I would expect that this camp has similar types of programs that kids can do. They will learn to swim (or learn to swim better), have opportunities to play different types of sports, as well as lots of social opportunities to get to know each other better. Depending on how the leadership and councelor positions are organized, your sister may be required to fill a lot of hats. For example, say your sister has a group of 12 kids you are directly responsible for. In addition to making sure they get to scheduled activities on time, she might also have to help feed them, make sure they stay clean, put on social activities for them, and entertain them, in addition to any activities she herself is responsible for teaching.

Skills that are helpful for a camp counsellor are similar to that of a teacher. She will need organizational and group management skills, but these are easily learned as the job progresses. The interesting thing about summer camps is that they are a great way to learn and improve your teaching and management skills.

Other skills that she probably will learn:

  • Put on and perform in a skit
  • Lead the group in songs
  • Run activities and games
  • Learn the strengths and weaknesses of her fellow counsellors.

Being a camp counsellor is a great experience. It helped me become more social and made me some lifelong friends. I hope this helps.

Hi, I used to attend (and later worked at) a summer camp that had a bunch of British staff that came through BUNAC. All told I returned there 9 consecutive years! While my camp was a YMCA camp, it was not religious in nature (our “chapel” was skits and such on themes like “respecting others” “protecting the environment” etc.). By the way a “religious belief” could include Jewish summercamps as well as Christian ones.

My camp (Camp Sloane, YMCA, Lakeville, Connecticut) organized itself into activities and offered “classes” which kids would sign up for each week.

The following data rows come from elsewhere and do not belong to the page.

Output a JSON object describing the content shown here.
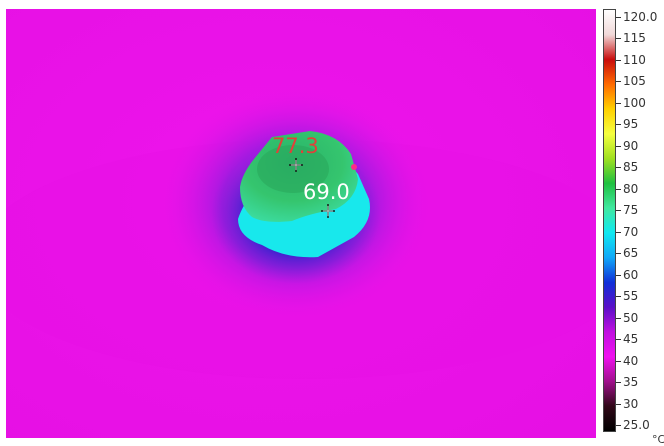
{
  "thermal": {
    "markers": [
      {
        "label": "77.3",
        "color": "#e0413a"
      },
      {
        "label": "69.0",
        "color": "#ffffff"
      }
    ]
  },
  "scale": {
    "unit": "°C",
    "ticks": [
      "120.0",
      "115",
      "110",
      "105",
      "100",
      "95",
      "90",
      "85",
      "80",
      "75",
      "70",
      "65",
      "60",
      "55",
      "50",
      "45",
      "40",
      "35",
      "30",
      "25.0"
    ],
    "gradient": [
      "#ffffff",
      "#f0d8d8",
      "#c80c0c",
      "#ff6a00",
      "#ffd000",
      "#f5ff40",
      "#a0e020",
      "#20c040",
      "#40e8a0",
      "#10e8f0",
      "#10a8f8",
      "#1030d8",
      "#5a10c8",
      "#c010e0",
      "#f010f0",
      "#a0108c",
      "#300818",
      "#000000"
    ]
  }
}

Staff therefor did not constantly supervise the same children – during activity times the children went to the different locations (arts & craft building, althetic field, etc.) on their own, staff taught hour-long classes. So staff mostly had a single activity specialty area. At meals and in the evenings/nights/mornings each counsellor had a “tent” of 7 children. This is pretty different from the organization Dragwyr describes. The way things run can vary an awful lot from camp to camp.

A good camp should have 4-10 days dedicated (and paid) Staff training. DO NOT work at any camp that does not offer even a cursory training period before the children arrive. That is a sign of bad management and a general “throw you into the deep end” mentality. If there is any way for her to find out how much staff returns for a second year, it is a good sign that things are fun and well run if quite a few do

Do NOT work at a camp where 1 counsellor is expected to supervise more than 10-12 children on his/her own. IMHO, no more than 8 is ideal.

I always enjoyed the British counsellors – just a couple years ago I stayed in London with some British counsellors I met in the summer of 96 (I introduced them, they later married). We used to have a lot of fun with it on 4th of July – aligning the camp into British and American teams for water balloon fights and such. We also had an “International day” when our International counsellors (most British, some European and Asian) could share food and activities from their home. There’s nothing funnier than watching American 10 year olds try to play cricket. “Throw it at the stick! No, at the stick!!”

A special visa allows travel throughout the US that summer after work has concluded – this is the ONLY “working holidaymaker” visa in the US so take advantage of it. Budget some time/money for travel within the US, and don’t forget it is a BIIIG country.